I was unable to find a solution using dplyr and am still curious to know how it would work.
I have a very large dataframe (265,874 x 30), with three sensible groups: an age category (1-6), dates (5479 such) and geographic locality (4 total). Each record consists of a choice from each of these, plus 27 count variables. I want to group by each of the grouping variables, then take a colSums on the resulting sub-grouped 27 variables. I've been trying to use dplyr (v0.2) to do it, because doing it manually ends up setting up a lot of redundant things (or resorting to a loop for iterating across the grouping options, for lack of an elegant solution).
Example code:
countData <- sample(0:10, 2000, replace = TRUE)
dates <- sample(seq(as.Date("2010/1/1"), as.Date("2010/01/30"), "days"), 200, replace = TRUE)
locality <- sample(1:2, 2000, replace = TRUE)
ageCat <- sample(1:2, 2000, replace = TRUE)
sampleDF <- data.frame(dates, locality, ageCat, matrix(countData, nrow = 200, ncol = 10))

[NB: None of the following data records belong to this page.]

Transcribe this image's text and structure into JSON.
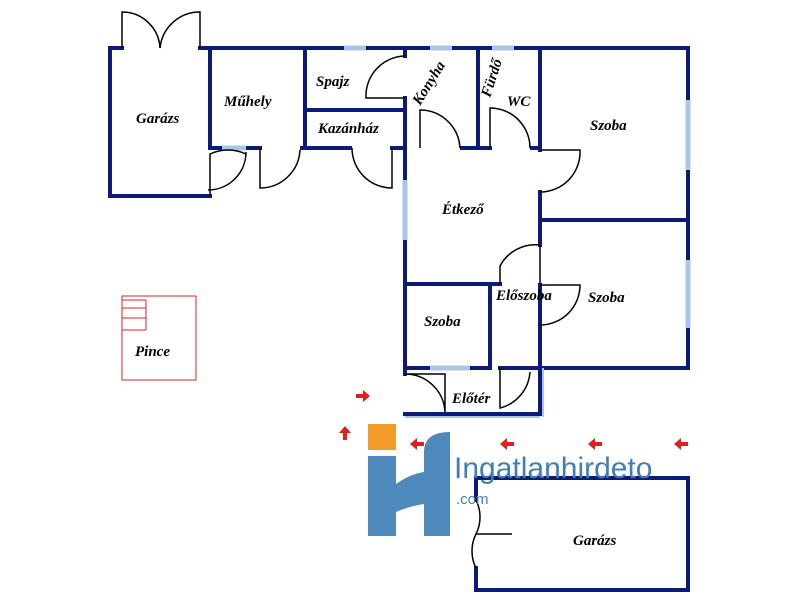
{
  "rooms": {
    "garazs_top": "Garázs",
    "muhely": "Műhely",
    "spajz": "Spajz",
    "kazanhaz": "Kazánház",
    "konyha": "Konyha",
    "furdo": "Fürdő",
    "wc": "WC",
    "szoba_top": "Szoba",
    "etkezo": "Étkező",
    "szoba_right": "Szoba",
    "eloszoba": "Előszoba",
    "szoba_small": "Szoba",
    "eloter": "Előtér",
    "pince": "Pince",
    "garazs_bottom": "Garázs"
  },
  "watermark": {
    "brand": "Ingatlanhirdeto",
    "domain": ".com"
  },
  "colors": {
    "wall": "#0c1a78",
    "window": "#a9c6e6",
    "door": "#000000",
    "pince": "#e02020",
    "arrow": "#e02020",
    "logo_blue": "#3f7fb5",
    "logo_orange": "#f39a2a"
  }
}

then what I'd like to do is ...
library("dplyr")
sampleDF %.% group_by(locality, ageCat, dates) %.% do(colSums(.[, -(1:3)]))
but this doesn't quite work, as the results from colSums() aren't data frames. If I cast it, it works:
sampleDF %.% group_by(locality, ageCat, dates) %.% do(data.frame(matrix(colSums(.[, -(1:3)]), nrow = 1, ncol = 10)))

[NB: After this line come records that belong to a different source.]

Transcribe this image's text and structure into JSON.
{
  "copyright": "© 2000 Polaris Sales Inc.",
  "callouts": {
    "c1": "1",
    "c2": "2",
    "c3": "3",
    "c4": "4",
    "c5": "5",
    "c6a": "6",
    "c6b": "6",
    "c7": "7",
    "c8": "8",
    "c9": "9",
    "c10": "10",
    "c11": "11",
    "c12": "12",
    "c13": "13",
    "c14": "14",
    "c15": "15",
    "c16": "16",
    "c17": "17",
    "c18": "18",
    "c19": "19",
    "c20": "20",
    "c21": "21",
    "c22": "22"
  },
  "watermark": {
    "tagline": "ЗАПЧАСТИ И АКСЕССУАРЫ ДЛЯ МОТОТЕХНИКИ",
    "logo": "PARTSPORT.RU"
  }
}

but the final do(...) bit seems very clunky.
Any thoughts on how to do this more elegantly or effectively? I guess the question comes down to: how best to use the do() function and the . operator to summarize a data frame via colSums.
Note: the do(.) operator only applies to dplyr 0.2, so you need to grab it from GitHub (link), not from CRAN.
Edit: results from suggestions
Three solutions:
My suggestion in post: elapsed, 146.765 seconds.
#joran's suggestion below: 6.902 seconds
#eddi's suggestion in the comments, using data.table: 6.715 seconds.
I didn't bother to replicate, just used system.time() to get a rough gauge. From the looks of it, dplyr and data.table perform approximately the same on my data set, and both are significantly faster when used properly than the hack solution I came up with yesterday.
Unless I'm missing something, this seems like a job for summarise_each (a sort of colwise analogue from plyr):
sampleDF %.% group_by(locality, ageCat, dates) %.% summarise_each(funs(sum))
The grouping column are not included in the summarizing function by default, and you can select only a subset of columns to apply the functions to using the same technique as when using select.
(summarise_each is in version 0.2 of dplyr but not in 0.1.3, as far as I know.)
The method summarise_each mentioned in joran's answer from 2014 has been deprecated.
Instead, please use summarize_all() or summarize_at().
The methods summarize_all and summarize_at mentioned in Hack-R's answer from 2018 have been superseded.
Instead, please use summarize()/summarise() combined with across().